Just as Miracle Mart offered this unique view, across from Place LaSalle, Woolco’s "Café Rouge" in the "Cavalier" Mall (now gone) offered us a similar local experience. The restaurant was designed like a 50’s diner, with each booth adorned with shiny polished moldings and red leatherette seats. The Café Rouge had it’s own feel to it, as it also sat in the rear of a major department store, yet with the main aisle from the mall leading people to its entrance. We could always tell when the place was busy by having to walk through a gauntlet of "parked" shopping carts around at its doorway. Once in, you were led down one long aisle to the a-la-carte food counter or offered a route to take a seat and order. The popular spots had a view of the main aisle and were kind of like an all-season version of today’s sidewalk cafés. The view was different here, as shoppers, employees, and people walking through the store, all merged together at this central point to provide us with a constant flow of entertainment. The Cavalier Mall itself held many of our local shopping favorites, like the Dominion Store, the barber shop, a Radio Shack, and the LaSalle Driving School, but it was the lure of the Woolco department store which kept us coming.
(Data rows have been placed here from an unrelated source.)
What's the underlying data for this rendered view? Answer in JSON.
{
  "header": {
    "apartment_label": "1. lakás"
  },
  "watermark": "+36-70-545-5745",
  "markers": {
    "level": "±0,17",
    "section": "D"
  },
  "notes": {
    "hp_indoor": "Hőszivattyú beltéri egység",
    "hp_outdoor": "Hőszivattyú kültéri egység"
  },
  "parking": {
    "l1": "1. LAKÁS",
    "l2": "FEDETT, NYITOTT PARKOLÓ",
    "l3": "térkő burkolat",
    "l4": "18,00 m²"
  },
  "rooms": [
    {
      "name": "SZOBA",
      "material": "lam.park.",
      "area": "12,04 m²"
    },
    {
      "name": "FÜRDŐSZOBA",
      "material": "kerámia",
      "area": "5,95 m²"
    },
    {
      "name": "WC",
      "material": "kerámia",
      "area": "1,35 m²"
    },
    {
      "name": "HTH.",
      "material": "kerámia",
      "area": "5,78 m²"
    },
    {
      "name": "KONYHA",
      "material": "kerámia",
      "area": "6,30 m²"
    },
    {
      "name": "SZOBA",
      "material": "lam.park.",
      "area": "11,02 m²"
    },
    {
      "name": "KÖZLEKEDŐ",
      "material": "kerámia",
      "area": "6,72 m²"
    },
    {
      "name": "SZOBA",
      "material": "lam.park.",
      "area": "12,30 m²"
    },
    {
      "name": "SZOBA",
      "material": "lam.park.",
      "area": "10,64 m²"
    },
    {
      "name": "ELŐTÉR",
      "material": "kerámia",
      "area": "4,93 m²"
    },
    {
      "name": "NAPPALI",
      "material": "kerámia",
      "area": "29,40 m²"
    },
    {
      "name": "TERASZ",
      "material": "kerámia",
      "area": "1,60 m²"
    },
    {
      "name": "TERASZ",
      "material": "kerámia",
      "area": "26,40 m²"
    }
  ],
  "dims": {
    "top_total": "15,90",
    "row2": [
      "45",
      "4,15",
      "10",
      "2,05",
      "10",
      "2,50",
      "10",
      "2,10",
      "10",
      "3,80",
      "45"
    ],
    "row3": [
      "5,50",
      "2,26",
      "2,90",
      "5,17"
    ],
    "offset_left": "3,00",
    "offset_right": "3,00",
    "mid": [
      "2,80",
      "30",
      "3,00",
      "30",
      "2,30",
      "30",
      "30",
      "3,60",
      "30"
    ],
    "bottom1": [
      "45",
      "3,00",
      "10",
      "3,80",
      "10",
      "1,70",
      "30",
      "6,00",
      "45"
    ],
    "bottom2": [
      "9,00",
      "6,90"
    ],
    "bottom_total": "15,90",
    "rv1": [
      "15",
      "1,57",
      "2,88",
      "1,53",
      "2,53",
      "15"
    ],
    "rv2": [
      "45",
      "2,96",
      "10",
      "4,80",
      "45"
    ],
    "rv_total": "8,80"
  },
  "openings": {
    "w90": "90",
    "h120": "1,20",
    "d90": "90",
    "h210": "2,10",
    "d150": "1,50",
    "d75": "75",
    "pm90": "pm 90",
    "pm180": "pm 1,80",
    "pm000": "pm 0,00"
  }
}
The people you would meet there had their own stories, and usually by the time you left, you had a new one of your own.

Not so long ago, Wellington Street held one of these jewels, where we could sit back and enjoy our surroundings. The Greenberg’s store (now Pharmaprix) on the corner of Gordon Avenue had an "in-store" restaurant, which offered one half of its storefront window to its restaurant’s sidewalk view. Greenberg’s was very "modern" for its time, as it had a set of "magic stairs" (escalators) right in the center of it. Turning left upon entering the store, we would be led into their open-air style restaurant area, which still had that lunch counter feel to it. The linoleum floor was dotted with "roundabout" stools running along the length of the main grill counter, where we could watch the cook in action. Behind us were two rows of padded booths (each with its own coat rack), including three or four which had a reserved view of the street, which added a new perspective to our experience, as the weather now played a role. Divided only by a single pane of glass, the scenes outside showed upturned umbrellas, loose hats hovering by, dogs taking kids for a walk, and during snowstorms, packs of travelling snowmen fighting the northern winds to get home, all while we took in the warmth of that wonderful place.

At a time when architects were designing these once beautiful restaurants as simple company lunch counters, they could not have imagined that their attention to detail, their eye for style, and their ideas of comfort, would later become some of our most well-remembered places. Places that we once used as our own compasses to point out where we came from, and to give us a bearing on where we were going.

Today, our treasured memories of these sites are only filled with great fondness and a deep sense of loss at their disappearance. Of the people that worked in them, of the people we met in them, and of the lasting friendships we formed in them.

Just as each of these restaurants had their own specialty food, unique to our local parts of town, watching each of them vanish was like losing a flavour, each time losing a taste from our own Southwest Corner.